Elsa Lavrador, co-fundadora e sócia da firma, fez uma declaração muito semelhante à de Samuel Botas, tendo apenas divergido quanto a dois pontos: afirmou que chegou ao gabinete pelas oito e quarenta e cinco, sem se ter cruzado com qualquer colega, e que Jonas, desde há uns meses, entrara numa fase obsessiva com a segurança das patentes e a pirataria que grassa no meio.
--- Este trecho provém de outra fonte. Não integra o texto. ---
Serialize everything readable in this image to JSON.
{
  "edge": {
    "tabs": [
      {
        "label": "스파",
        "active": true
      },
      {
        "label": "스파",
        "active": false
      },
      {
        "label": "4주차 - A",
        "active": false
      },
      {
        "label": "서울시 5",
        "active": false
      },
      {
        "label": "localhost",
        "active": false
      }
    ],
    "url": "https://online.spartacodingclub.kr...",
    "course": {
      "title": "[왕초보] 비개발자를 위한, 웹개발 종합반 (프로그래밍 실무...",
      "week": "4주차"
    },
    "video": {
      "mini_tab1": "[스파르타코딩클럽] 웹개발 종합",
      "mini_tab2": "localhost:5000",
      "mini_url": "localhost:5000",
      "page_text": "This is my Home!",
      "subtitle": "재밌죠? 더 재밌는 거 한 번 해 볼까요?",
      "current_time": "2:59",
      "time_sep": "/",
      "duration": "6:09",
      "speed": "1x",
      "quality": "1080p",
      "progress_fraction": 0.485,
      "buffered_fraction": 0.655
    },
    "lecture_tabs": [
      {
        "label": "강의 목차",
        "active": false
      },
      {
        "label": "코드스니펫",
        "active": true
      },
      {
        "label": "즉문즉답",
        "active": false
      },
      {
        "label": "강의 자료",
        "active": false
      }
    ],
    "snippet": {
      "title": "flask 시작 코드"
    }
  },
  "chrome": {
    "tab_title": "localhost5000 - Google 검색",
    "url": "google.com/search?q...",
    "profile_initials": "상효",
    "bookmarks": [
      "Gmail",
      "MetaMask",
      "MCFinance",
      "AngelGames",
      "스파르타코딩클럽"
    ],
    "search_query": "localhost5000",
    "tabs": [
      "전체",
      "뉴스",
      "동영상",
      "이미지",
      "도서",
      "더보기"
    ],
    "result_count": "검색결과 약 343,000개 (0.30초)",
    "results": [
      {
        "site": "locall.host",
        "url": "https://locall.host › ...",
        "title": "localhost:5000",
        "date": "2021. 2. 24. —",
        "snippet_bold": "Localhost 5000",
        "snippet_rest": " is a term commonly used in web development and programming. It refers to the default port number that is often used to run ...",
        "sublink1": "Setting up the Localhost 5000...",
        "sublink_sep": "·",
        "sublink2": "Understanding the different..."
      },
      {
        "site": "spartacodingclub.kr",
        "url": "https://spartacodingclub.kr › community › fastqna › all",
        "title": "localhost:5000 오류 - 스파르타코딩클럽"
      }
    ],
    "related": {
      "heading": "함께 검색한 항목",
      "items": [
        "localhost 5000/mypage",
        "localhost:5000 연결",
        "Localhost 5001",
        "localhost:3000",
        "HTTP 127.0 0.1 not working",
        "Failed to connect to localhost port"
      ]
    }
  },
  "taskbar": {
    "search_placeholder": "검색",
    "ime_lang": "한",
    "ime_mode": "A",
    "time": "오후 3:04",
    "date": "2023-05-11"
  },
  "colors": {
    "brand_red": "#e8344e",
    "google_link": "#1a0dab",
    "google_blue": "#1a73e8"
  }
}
Gomes Leitão, também co-fundador e sócio, afirmou: “Jonas andava muito ansioso e desconfiado, pensando que lhe roubavam ideias. Arranjou uma pistola e passou a fechar-se mais vezes no gabinete, onde chegou a treinar tiro sobre um alvo com sacos de areia atrás. Eram ensaios destinados a um jogo a introduzir numa aplicação e talvez um treino, admito-o eu, para defesa própria. A morte dele é uma grande perda. Não sei se a nossa D&D vai sobreviver. De manhã, quando no rés-do-chão puxei o elevador, ainda ouvi, em cima, as vozes do Jonas e do Botas, no momento em que entravam para o escritório. Aí pelas nove horas comecei a notar que o Jonas não atendia. Às dez saí do gabinete para o procurar, quando encontrei o Ló que, muito aflito, me deu conta da necessidade de arrombar a porta. Verifiquei que o telemóvel tocava lá dentro, o que me confirmou que ele ainda lá estaria. Devo dizer que aqui fechamos os gabinetes quando saímos só para não deixar expostas maquetes sobre as quais estamos a trabalhar. O importante está guardado em memórias de acesso muito complicado. Ah! De facto pareceu-me ter ouvido um disparo pouco depois das oito e pensei, naturalmente, que era o Jonas a atirar ao alvo.”

Suicídio ou homicídio? Como se terão passado as coisas?